Under its leafy canopy, the wooded clearing has an earthy glow and a still, oppressive quiet. It's a scene fit for motivational posters and pre-packaged Windows wallpapers, and it would be picturesque if it wasn't for the dirty, angry man with the broadsword. He stands up, hefts the weapon, and charges straight at me, looking for blood. My sword is already out, and my steel rises to meet his.
I'm watching a demo of Kingdom Come: Deliverance as played by developer Daniel Vávra, and the game already looks impressive. The open-world, medieval RPG is ambitious, creating a live slice of medieval Europe full of sprawling cities, harried townspeople, and refugees fleeing civil unrest. Quests will be open-ended with multiple paths to completion, including non-violence, and Kingdom will be the rare medieval setting without even a hint of dragons, magic, or elves.
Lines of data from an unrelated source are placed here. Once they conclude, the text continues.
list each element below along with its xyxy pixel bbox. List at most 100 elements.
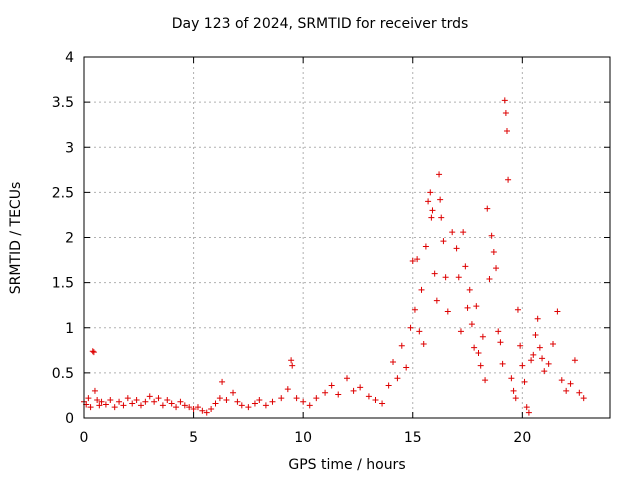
data-point	[85, 395, 92, 402]
data-point	[490, 248, 497, 255]
data-point	[422, 243, 429, 250]
data-point	[536, 344, 543, 351]
data-point	[541, 368, 548, 375]
data-point	[142, 398, 149, 405]
data-point	[418, 286, 425, 293]
data-point	[488, 232, 495, 239]
data-point	[379, 400, 386, 407]
data-point	[444, 308, 451, 315]
data-point	[107, 396, 114, 403]
data-point	[462, 263, 469, 270]
data-point	[425, 198, 432, 205]
data-point	[433, 297, 440, 304]
data-point	[293, 395, 300, 402]
data-point	[120, 402, 127, 409]
data-point	[278, 395, 285, 402]
data-point	[96, 402, 103, 409]
data-point	[510, 387, 517, 394]
data-point	[219, 378, 226, 385]
data-point	[289, 362, 296, 369]
x-tick-label: 20	[513, 430, 531, 446]
data-point	[484, 205, 491, 212]
data-point	[580, 395, 587, 402]
data-point	[234, 398, 241, 405]
data-point	[238, 402, 245, 409]
data-point	[420, 340, 427, 347]
data-point	[300, 398, 307, 405]
data-point	[558, 377, 565, 384]
data-point	[344, 375, 350, 382]
data-point	[230, 389, 237, 396]
data-point	[416, 328, 423, 335]
data-point	[427, 189, 434, 196]
x-tick-label: 15	[404, 430, 422, 446]
y-tick-label: 0	[65, 411, 74, 427]
data-point	[497, 339, 504, 346]
data-point	[453, 245, 460, 252]
data-point	[159, 402, 166, 409]
x-tick-label: 10	[294, 430, 312, 446]
data-point	[438, 214, 445, 221]
data-point	[471, 344, 478, 351]
data-point	[208, 405, 215, 412]
data-point	[414, 256, 421, 263]
data-point	[403, 364, 410, 371]
data-point	[475, 350, 482, 357]
data-point	[493, 265, 500, 272]
data-point	[398, 342, 405, 349]
data-point	[181, 402, 188, 409]
plot-frame	[83, 56, 611, 419]
data-point	[328, 382, 335, 389]
data-point	[539, 355, 546, 362]
data-point	[409, 257, 416, 264]
data-point	[528, 357, 535, 364]
x-tick-label: 5	[189, 430, 198, 446]
data-point	[212, 400, 219, 407]
data-point	[457, 328, 464, 335]
data-point	[168, 400, 175, 407]
data-point	[576, 389, 583, 396]
data-point	[194, 404, 201, 411]
data-point	[151, 398, 158, 405]
data-point	[365, 393, 372, 400]
y-tick-label: 3	[65, 140, 74, 156]
data-point	[91, 387, 98, 394]
y-tick-label: 0.5	[52, 366, 74, 382]
data-point	[350, 387, 357, 394]
data-point	[335, 391, 342, 398]
data-point	[372, 396, 379, 403]
data-point	[517, 342, 524, 349]
data-point	[477, 362, 484, 369]
data-point	[164, 396, 171, 403]
data-point	[94, 396, 101, 403]
y-tick-label: 3.5	[52, 95, 74, 111]
data-point	[190, 405, 197, 412]
data-point	[563, 387, 570, 394]
data-point	[431, 270, 438, 277]
data-point	[245, 404, 252, 411]
data-point	[571, 357, 578, 364]
data-point	[440, 238, 447, 245]
data-point	[502, 109, 509, 116]
data-point	[98, 398, 105, 405]
y-tick-label: 1	[65, 321, 74, 337]
data-point	[223, 396, 230, 403]
data-point	[116, 398, 123, 405]
data-point	[111, 404, 118, 411]
data-point	[473, 303, 480, 310]
data-point	[313, 395, 320, 402]
data-point	[199, 407, 206, 414]
chart-title: Day 123 of 2024, SRMTID for receiver trd…	[171, 16, 469, 32]
data-point	[495, 328, 502, 335]
data-point	[514, 306, 521, 313]
axis-ticks: 0 0.5 1 1.5 2 2.5 3 3.5 4 0 5 10 15 20	[52, 50, 610, 446]
data-point	[503, 128, 510, 135]
data-point	[269, 398, 276, 405]
data-point	[482, 377, 489, 384]
data-point	[390, 359, 397, 366]
data-point	[262, 402, 269, 409]
data-point	[322, 389, 329, 396]
y-tick-label: 2.5	[52, 185, 74, 201]
data-point	[90, 349, 97, 356]
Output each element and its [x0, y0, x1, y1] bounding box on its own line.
“Books and movies have changed,” Vávra says, showing me slides of '60s-era Adam West Batman against the gritty Christian Bale incarnation. "People have grown up, and their heroes have evolved with them." He flips to a nameless, generic fantasy setting featuring two busty women in strategically unwise armor, then to an image of Sean Bean from Game of Thrones.
This realism-first attitude produces a gorgeous countryside rooted in history and split into three acts, each with around 30 hours of gameplay. The map in act one is nine square kilometers, generated by satellite-modeled terrain in the same way that Arma 3's maps are derived from scans of real-world Greek islands. Development studio Warhorse, based in Prague, is so dedicated to a hard-reality version of events that they were, as Vávra tells it, spending too much time on research. Now they have an in-house historian.
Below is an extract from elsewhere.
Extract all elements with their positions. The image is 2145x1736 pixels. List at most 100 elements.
The team's dedication to an immersive simulation extends to the array of side-quests and activities—it is an open-world game, after all, and you can ignore the orders of your liege lord and bolt off to the hills if you're not feeling particularly duty-bound. In rapid succession, a short trailer shows gameplay clips of hunting, purse-cutting, spelunking, weapon crafting, horse riding, layered and customizable clothing and armor, open-field battles, and siege assaults. Each NPC will have a daily routine that can be altered: if you kill a local barkeeper, his regular patrons will go elsewhere and talk about the sad fate of their friend. All of these variables are running in CryEngine, and Vávra says the game will lend itself to mods, and the team is hopeful that they'll support modders with at least some basic tools.(opens in new tab)
But in a lot of ways, the fortunes of Kingdom hang on the moment after swords slam together. It's fine to talk about the game's huge world and the political intrigue surrounding a kidnapped king, but all that work will be blunted if the first-person melee combat fails to shine. First-person swordfights are very hard to get right, a struggle so notorious in games design that author Neal Stephenson famously funded a Kickstarter just to fix it (and failed ), resulting in the now-defunct Clang. Even first-person mainstays like Skyrim and Chivalry: Medieval Warfare succeed in spite of their melee combat, rather than because of it.
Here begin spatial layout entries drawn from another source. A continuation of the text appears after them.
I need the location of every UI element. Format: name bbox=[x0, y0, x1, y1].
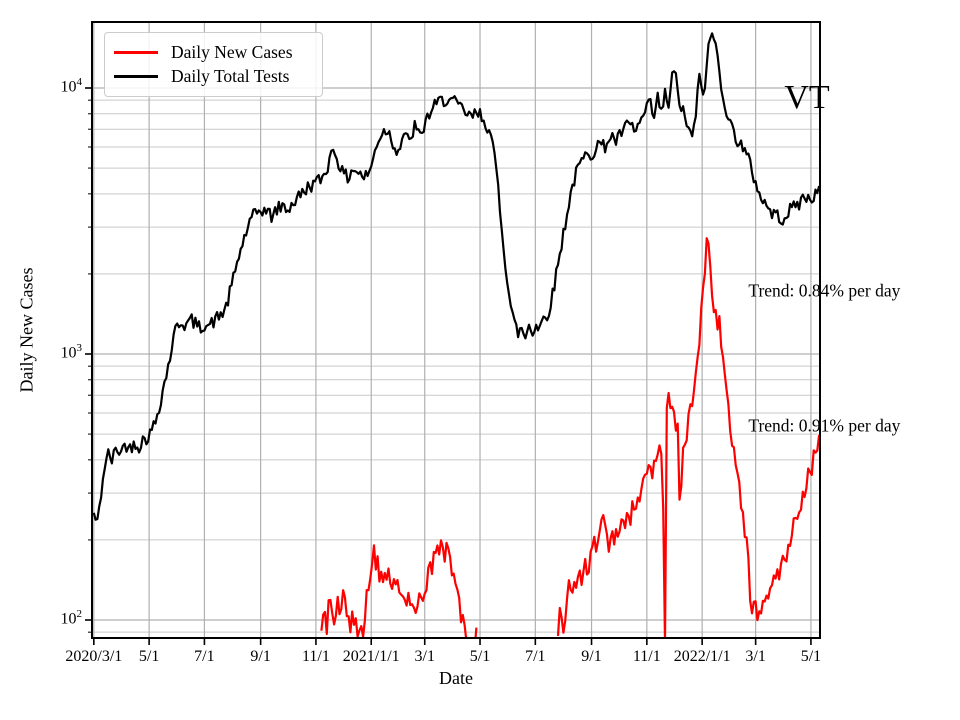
legend: Daily New Cases Daily Total Tests bbox=[104, 32, 323, 97]
x-tick-label: 2020/3/1 bbox=[65, 648, 123, 665]
x-tick-label: 5/1 bbox=[469, 648, 491, 665]
legend-label-cases: Daily New Cases bbox=[171, 41, 293, 62]
y-tick-label: 104 bbox=[60, 76, 83, 96]
x-tick-label: 3/1 bbox=[414, 648, 435, 665]
plot-border bbox=[91, 21, 821, 639]
trend-annotation: Trend: 0.84% per day bbox=[748, 280, 901, 301]
x-tick-label: 2021/1/1 bbox=[342, 648, 400, 665]
y-axis-label: Daily New Cases bbox=[16, 267, 37, 393]
legend-entry-cases: Daily New Cases bbox=[114, 40, 312, 65]
cases-line-swatch bbox=[114, 50, 158, 54]
cases-line bbox=[556, 237, 820, 638]
x-tick-label: 3/1 bbox=[745, 648, 766, 665]
x-tick-label: 2022/1/1 bbox=[673, 648, 731, 665]
legend-label-tests: Daily Total Tests bbox=[171, 66, 290, 86]
x-tick-label: 11/1 bbox=[301, 648, 330, 665]
state-title: VT bbox=[784, 79, 830, 116]
tests-line-swatch bbox=[114, 75, 158, 79]
y-tick-label: 103 bbox=[60, 342, 83, 362]
cases-line bbox=[320, 539, 478, 638]
x-tick-label: 7/1 bbox=[194, 648, 215, 665]
trend-annotation: Trend: 0.91% per day bbox=[748, 415, 901, 436]
tests-line bbox=[92, 32, 820, 521]
x-tick-label: 5/1 bbox=[138, 648, 160, 665]
x-tick-label: 9/1 bbox=[581, 648, 602, 665]
x-tick-label: 5/1 bbox=[800, 648, 822, 665]
legend-entry-tests: Daily Total Tests bbox=[114, 65, 312, 90]
x-tick-label: 7/1 bbox=[525, 648, 546, 665]
x-tick-label: 9/1 bbox=[250, 648, 271, 665]
x-tick-label: 11/1 bbox=[632, 648, 661, 665]
x-axis-label: Date bbox=[439, 668, 473, 688]
y-tick-label: 102 bbox=[60, 608, 83, 628]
Kingdom's melee combat is ambitiously deep. Enemies have five regions to target—the head, arms, and legs—and each area can be attacked with an up-, down-, left-, or right-side strike. The most impressive moment comes when Vávra points out that each strike and block begins as an animation, but becomes a procedurally generated, physics-based reaction as the sword hits something. Blades flex and bend, skittering against each other and bouncing away after a successful parry. When it works, it looks more like watching a renaissance fair duel than the insubstantial pre-rendered attack animations seen elsewhere.(opens in new tab)
Warhorse is working to self-publish the first act of Kingdom in late 2015. Warhorse is launching a Kickstarter campaign today looking for $500,000. In the next few months, they'll be releasing a test build featuring a small village to backers who pitch in $48 or more. This test village will be constantly updated and will include combat when they've smashed enough bugs to make the melee presentable.
The game has a long way to go before it's finished and some big technical hurdles to clear, but what I've seen already has me cautiously optimistic—bordering on stupidly excited. Check out Warhorse's Kickstarter campaign , and strap in for a long two years of eager anticipation.